The issue of blood transfusion was raised in an excellent
article by Erik Fransen et al1and by the editorial
comment of Harold L. Corwin.2 One more point needs to be
added to the discussion. It is generally agreed that routine blood
transfusion is of no merit. Most physicians and surgeons also agree
that hematocrit or hemoglobin values alone are not often indications to
accept the hazards of blood transfusion. Physiologic impairment related
to inadequate oxygen transport, secondary to decreased circulating red
blood cells, seems to be the current major indicator for transfusion.
Unfortunately, there is still a philosophy that, when transfusion is
indicated, a minimum of two units of packed red cells should be given
to an average size adult. If we really believe that the hazards and
risks of transfusion are directly related to the number of units
administered, it would seem reasonable to discard the two-unit minimum.
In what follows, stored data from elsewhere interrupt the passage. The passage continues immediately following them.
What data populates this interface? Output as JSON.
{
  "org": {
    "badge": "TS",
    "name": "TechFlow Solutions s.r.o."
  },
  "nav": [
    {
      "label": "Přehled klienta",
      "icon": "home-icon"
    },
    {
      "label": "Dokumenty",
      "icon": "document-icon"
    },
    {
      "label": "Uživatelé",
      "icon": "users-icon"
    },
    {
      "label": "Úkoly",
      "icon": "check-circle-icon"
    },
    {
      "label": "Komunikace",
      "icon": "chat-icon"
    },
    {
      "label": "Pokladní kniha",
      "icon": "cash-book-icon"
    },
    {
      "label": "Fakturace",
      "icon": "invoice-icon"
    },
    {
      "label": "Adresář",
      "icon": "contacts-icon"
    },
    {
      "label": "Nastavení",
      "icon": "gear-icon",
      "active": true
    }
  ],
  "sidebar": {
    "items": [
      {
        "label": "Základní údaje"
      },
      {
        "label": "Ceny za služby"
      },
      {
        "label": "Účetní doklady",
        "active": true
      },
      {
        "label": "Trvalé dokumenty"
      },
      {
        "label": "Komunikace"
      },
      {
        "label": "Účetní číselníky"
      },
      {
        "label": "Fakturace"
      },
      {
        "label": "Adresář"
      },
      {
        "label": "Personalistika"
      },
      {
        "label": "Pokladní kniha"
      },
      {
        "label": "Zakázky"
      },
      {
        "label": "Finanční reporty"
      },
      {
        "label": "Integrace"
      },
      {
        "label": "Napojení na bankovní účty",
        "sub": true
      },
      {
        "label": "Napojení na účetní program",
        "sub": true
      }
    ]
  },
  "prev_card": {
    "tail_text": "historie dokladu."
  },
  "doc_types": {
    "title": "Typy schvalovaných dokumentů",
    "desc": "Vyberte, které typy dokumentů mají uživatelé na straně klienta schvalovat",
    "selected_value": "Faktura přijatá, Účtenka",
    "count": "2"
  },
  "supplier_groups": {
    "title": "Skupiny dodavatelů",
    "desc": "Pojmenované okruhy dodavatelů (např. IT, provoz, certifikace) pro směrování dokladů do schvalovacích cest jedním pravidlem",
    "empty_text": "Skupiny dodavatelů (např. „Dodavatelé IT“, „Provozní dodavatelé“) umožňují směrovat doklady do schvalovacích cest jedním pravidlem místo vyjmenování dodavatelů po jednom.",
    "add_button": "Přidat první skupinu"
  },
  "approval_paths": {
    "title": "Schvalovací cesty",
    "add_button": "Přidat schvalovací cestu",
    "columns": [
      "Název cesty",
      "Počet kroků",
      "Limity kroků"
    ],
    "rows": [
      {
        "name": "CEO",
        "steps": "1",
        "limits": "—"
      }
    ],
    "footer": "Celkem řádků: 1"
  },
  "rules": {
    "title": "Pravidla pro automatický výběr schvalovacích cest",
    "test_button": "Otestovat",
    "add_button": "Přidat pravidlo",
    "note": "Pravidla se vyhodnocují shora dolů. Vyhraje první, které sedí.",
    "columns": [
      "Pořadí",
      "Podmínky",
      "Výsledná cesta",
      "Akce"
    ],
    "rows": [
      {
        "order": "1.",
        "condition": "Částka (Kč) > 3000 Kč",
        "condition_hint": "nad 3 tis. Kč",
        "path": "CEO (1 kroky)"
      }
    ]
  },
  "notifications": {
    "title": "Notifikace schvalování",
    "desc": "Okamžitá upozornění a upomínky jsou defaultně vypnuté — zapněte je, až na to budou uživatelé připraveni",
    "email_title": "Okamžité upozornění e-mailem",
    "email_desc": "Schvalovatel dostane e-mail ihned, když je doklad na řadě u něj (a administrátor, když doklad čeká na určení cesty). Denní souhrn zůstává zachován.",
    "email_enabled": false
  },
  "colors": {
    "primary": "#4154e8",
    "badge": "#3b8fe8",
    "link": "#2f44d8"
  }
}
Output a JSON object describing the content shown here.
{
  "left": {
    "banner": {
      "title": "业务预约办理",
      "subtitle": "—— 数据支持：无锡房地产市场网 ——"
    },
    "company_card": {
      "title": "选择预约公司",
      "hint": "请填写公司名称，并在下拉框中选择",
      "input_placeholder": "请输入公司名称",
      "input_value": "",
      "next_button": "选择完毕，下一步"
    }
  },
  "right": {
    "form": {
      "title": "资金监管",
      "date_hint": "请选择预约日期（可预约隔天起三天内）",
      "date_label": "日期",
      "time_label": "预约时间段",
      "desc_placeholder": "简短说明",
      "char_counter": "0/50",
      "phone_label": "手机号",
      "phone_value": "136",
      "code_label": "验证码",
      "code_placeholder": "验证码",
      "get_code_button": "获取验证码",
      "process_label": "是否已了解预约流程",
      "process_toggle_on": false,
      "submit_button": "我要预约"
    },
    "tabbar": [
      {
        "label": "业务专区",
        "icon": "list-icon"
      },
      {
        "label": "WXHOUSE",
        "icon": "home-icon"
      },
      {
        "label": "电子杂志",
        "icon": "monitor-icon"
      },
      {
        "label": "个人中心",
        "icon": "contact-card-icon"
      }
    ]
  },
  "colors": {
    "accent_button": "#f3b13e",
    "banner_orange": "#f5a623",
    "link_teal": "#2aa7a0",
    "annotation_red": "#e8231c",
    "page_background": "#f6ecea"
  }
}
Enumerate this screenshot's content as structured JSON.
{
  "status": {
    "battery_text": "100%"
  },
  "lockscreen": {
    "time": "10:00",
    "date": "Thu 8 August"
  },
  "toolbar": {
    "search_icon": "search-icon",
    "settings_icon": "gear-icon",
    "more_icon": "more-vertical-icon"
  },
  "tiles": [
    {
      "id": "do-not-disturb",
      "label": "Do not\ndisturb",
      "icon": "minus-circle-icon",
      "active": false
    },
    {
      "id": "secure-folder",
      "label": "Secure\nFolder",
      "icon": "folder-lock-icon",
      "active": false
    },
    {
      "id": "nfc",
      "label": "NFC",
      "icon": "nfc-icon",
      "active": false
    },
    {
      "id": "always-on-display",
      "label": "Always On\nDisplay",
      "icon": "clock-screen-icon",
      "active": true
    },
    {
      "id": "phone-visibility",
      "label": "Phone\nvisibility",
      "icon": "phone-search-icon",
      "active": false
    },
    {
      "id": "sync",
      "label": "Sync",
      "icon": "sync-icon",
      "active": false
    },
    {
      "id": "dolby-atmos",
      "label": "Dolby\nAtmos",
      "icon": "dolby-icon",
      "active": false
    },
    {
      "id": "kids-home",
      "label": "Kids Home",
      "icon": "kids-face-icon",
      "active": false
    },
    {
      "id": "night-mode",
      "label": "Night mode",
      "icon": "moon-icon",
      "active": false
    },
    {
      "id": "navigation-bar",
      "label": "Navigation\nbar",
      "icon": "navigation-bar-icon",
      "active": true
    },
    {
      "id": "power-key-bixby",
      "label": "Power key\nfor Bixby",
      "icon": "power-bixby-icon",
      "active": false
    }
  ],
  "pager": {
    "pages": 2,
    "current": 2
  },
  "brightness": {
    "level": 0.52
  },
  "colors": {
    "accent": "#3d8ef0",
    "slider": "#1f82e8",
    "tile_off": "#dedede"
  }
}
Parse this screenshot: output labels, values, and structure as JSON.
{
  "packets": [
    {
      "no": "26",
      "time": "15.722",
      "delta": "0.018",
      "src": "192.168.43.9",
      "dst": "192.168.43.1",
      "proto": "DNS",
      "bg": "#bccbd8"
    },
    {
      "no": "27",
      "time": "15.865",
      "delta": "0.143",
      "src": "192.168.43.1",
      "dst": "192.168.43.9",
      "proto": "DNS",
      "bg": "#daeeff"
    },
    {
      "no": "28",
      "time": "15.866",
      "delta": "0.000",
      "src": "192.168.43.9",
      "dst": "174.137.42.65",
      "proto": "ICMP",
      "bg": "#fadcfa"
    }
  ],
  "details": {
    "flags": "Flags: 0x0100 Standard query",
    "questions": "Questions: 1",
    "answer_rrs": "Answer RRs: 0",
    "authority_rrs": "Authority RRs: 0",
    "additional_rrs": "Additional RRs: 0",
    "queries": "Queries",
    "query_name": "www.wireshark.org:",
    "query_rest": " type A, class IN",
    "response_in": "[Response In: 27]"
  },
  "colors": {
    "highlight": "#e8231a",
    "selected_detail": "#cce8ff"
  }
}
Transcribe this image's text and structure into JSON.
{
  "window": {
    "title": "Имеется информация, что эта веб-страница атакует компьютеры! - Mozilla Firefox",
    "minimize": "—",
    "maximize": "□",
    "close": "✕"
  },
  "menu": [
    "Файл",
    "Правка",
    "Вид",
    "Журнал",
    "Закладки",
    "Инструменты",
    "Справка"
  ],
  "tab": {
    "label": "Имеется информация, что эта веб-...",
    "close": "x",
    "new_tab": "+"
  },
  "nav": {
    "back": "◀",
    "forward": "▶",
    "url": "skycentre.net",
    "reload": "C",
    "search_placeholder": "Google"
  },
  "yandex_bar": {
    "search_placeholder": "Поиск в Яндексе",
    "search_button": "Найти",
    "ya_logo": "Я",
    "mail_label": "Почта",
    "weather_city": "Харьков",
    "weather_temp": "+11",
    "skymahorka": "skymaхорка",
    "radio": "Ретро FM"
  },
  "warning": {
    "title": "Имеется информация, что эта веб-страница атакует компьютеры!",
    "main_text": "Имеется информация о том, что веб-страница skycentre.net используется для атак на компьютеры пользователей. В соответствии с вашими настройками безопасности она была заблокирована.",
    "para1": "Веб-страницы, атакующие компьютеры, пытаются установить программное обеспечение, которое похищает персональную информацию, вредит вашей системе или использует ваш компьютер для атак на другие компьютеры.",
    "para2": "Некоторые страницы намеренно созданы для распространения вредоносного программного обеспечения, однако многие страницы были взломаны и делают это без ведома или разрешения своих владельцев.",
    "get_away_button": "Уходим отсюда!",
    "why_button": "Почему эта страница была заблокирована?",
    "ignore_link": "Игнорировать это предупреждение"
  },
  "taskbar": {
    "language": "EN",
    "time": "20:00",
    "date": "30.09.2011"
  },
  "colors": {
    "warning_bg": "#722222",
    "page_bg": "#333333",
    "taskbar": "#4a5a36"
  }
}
When a patient reaches a point where augmentation of the red cell mass
is indicated and active bleeding is not present, a single unit will
often turn the tide. If the observed improvement is inadequate, a
second or third unit can be given. The point is, however, if we are to“
do no harm,” we should administer only the amount of blood
actually needed by the patient. Giving two units of red cells
automatically, in every case of adult transfusion, as was the teaching
when transfusion indications were less stringent and we knew less about
associated hazards, is no longer reasonable and should be avoided.